Z drugiej strony to cudowne uczucie wrócić do Magicznego Domku i móc w stanie totalnego przemoczenia, zmarznięcia i zmęczenia wygrzać się w wannie, zjeść porządną kolację (autorstwa Pana Narzeczonego!) i wtulić się w dwa futrzaki.
Lubię przygodę i nowe wyzwania ale świadomość, że mam ten swój punkt na ziemi, do którego z przyjemnością wracam, daje mi poczucie bezpieczeństwa.
SHARE:

7 komentarzy

  1. Cieszę się,że trafiłam na Twój blog:) widzę,że wiele nas łączy - zamiłowanie do upiększania swojej przestrzeni, zdrowa żywność, eko kosmetyki i przede wszystkim beagle:))

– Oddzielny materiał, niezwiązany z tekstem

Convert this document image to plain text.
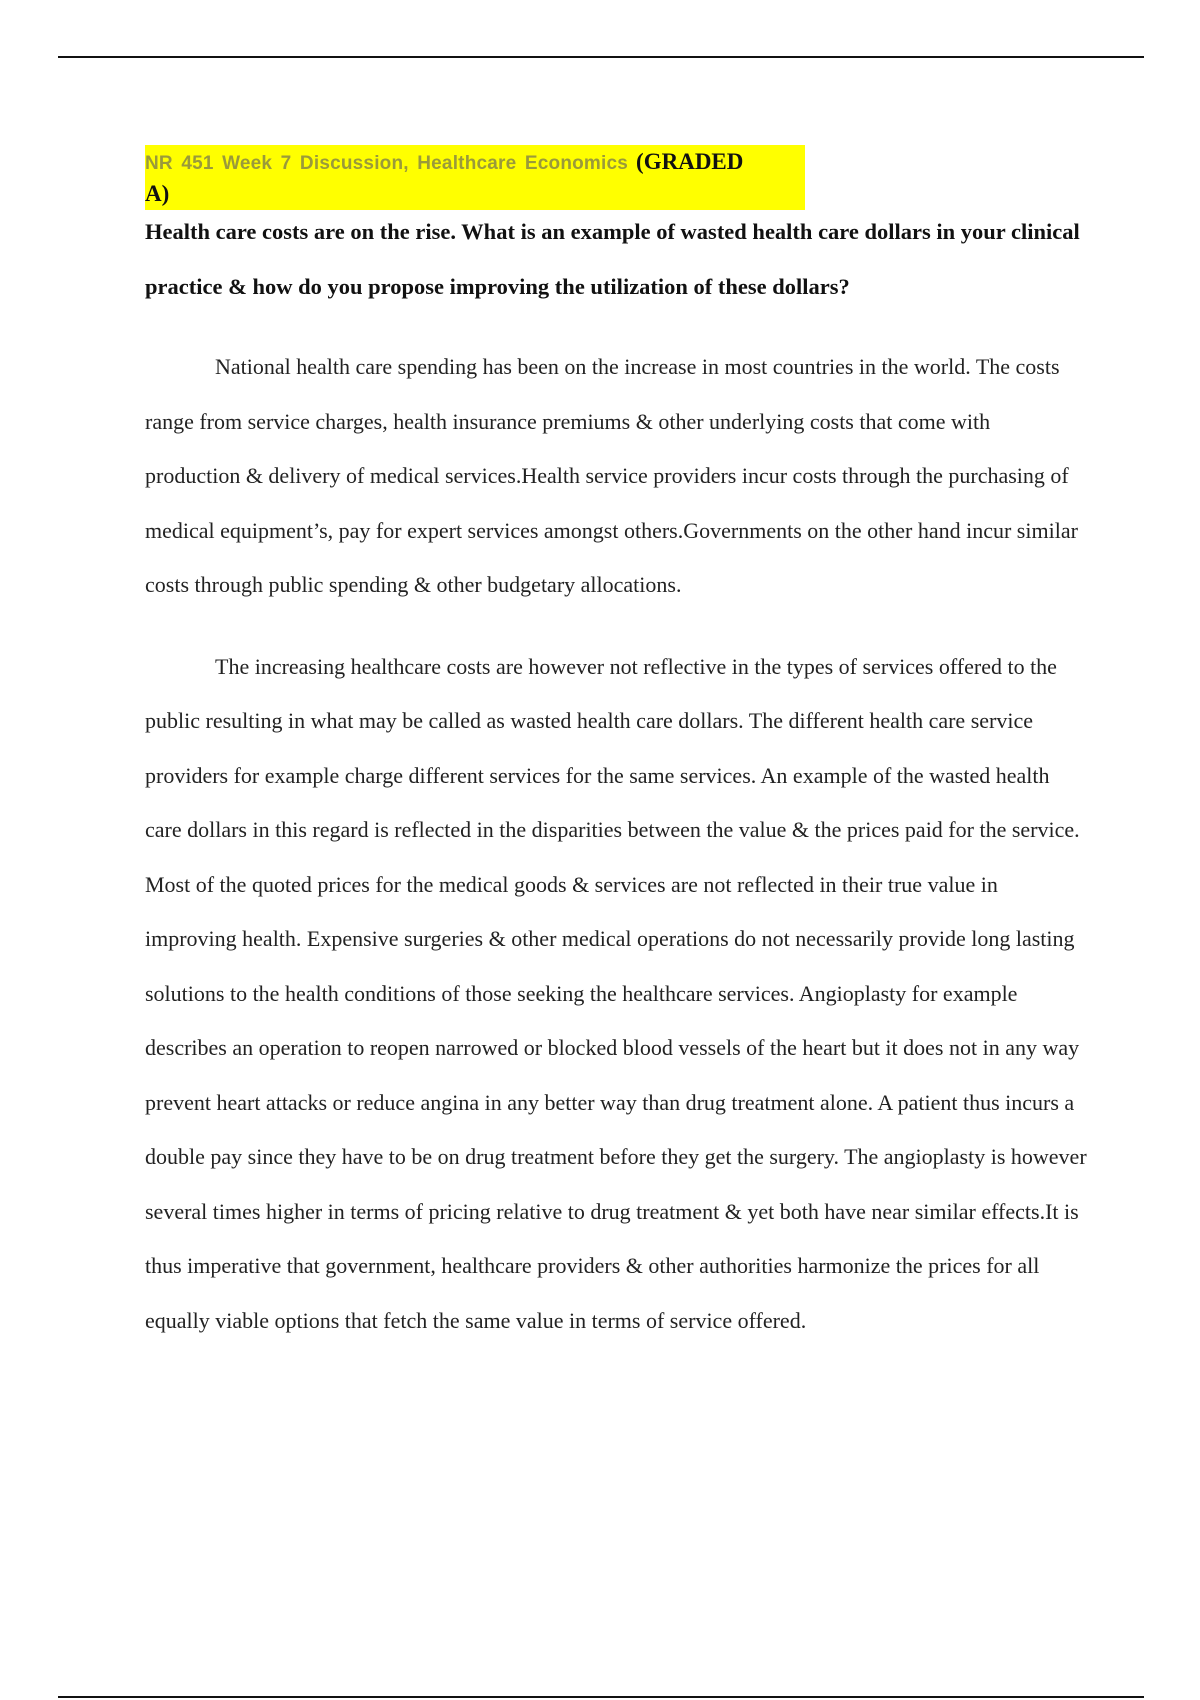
NR 451 Week 7 Discussion, Healthcare Economics (GRADED
A)

Health care costs are on the rise. What is an example of wasted health care dollars in your clinical practice & how do you propose improving the utilization of these dollars?

National health care spending has been on the increase in most countries in the world. The costs range from service charges, health insurance premiums & other underlying costs that come with production & delivery of medical services.Health service providers incur costs through the purchasing of medical equipment’s, pay for expert services amongst others.Governments on the other hand incur similar costs through public spending & other budgetary allocations.

The increasing healthcare costs are however not reflective in the types of services offered to the public resulting in what may be called as wasted health care dollars. The different health care service providers for example charge different services for the same services. An example of the wasted health care dollars in this regard is reflected in the disparities between the value & the prices paid for the service. Most of the quoted prices for the medical goods & services are not reflected in their true value in improving health. Expensive surgeries & other medical operations do not necessarily provide long lasting solutions to the health conditions of those seeking the healthcare services. Angioplasty for example describes an operation to reopen narrowed or blocked blood vessels of the heart but it does not in any way prevent heart attacks or reduce angina in any better way than drug treatment alone. A patient thus incurs a double pay since they have to be on drug treatment before they get the surgery. The angioplasty is however several times higher in terms of pricing relative to drug treatment & yet both have near similar effects.It is thus imperative that government, healthcare providers & other authorities harmonize the prices for all equally viable options that fetch the same value in terms of service offered.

    pozdrawiam i zapraszam do mnie:))
    Ola

    OdpowiedzUsuń
  2. Podziwiam!
    Nie cierpię wody, łódek,kajaków jestem raczej przyziemna:)
    Zdjęcia super, pogoda dopisała, trzymam kciuki za kolejne weekendy:)

    OdpowiedzUsuń
  3. Mam podobnie jak Agata. Wręcz boję się otwartych akwenów wodnych i wszystkiego, co po nich pływa... Jednak lubię męskie towarzystwo i "ich" tematy. ;-)
    Bardzo się cieszę Twoim szczęściem! :*
    Pollyanna

    OdpowiedzUsuń
  4. Rozumiem Was dziewczynki bo też mam swoje własne fobie. Np. ja panicznie boję się latać samolotem! (latam tylko gdy naprawdę muszę!)
    Ale mam kilka aktywności gdzie lubię poczuć wiatr we włosach, adrenalinę, nutke niebezpieczeństwa, ubrudzić się, zmoknąć, wykończyć. To taka moja odskocznia od poukładanego domku, pedantycznej przestrzeni, organizacji życia. Chyba jestem splotem wszelakich sprzeczności! :)

    OdpowiedzUsuń
  5. Żagle uwielbiam!
    Urodziłam się nad morzem. Pływałam trochę na jachtach.
    Super marine wyglądasz i cudny jest ten psiak na pokładzie. Pozdrawiam ciepło!

    OdpowiedzUsuń
  6. Oczywiście oprócz fobii wodnej mam też samolotową i... myszową. Latać nigdzie nie zamierzam, bo widząc w tv startujący lub lądujący samolot mam gulę w gardle... Co by było gdybym musiała lecieć? Na razie przekracza to moje wyobrażenie!!! A te myszy są taaaakie wstrętne - fuj!!! ;/ ;/ ;/
    Pollyanna

    OdpowiedzUsuń
  7. Mi też staje gula w gardle ze strachu! W ogóle już temat samolotów powoduje u mnie poddenerwowanie.
    Niestety są sytuacje takie gdzie trzeba lecieć i już. :(
    Trzymajcie więc kciuki za moje dwa loty w czerwcu...

    A myszki? Kocham wszytskie zwierzątka! Ale rzeczywiście jakbym zobaczyła szczura (brudnego nie domowego) to bym go się przestraszyła - nie ze względu na samego biednego szczurka ale na to że może jakieś choroby przenoscić czy coś.
    Fobie to dosyć ciekawa sprawa bo prawie każdy ma coś takiego, czego się boi!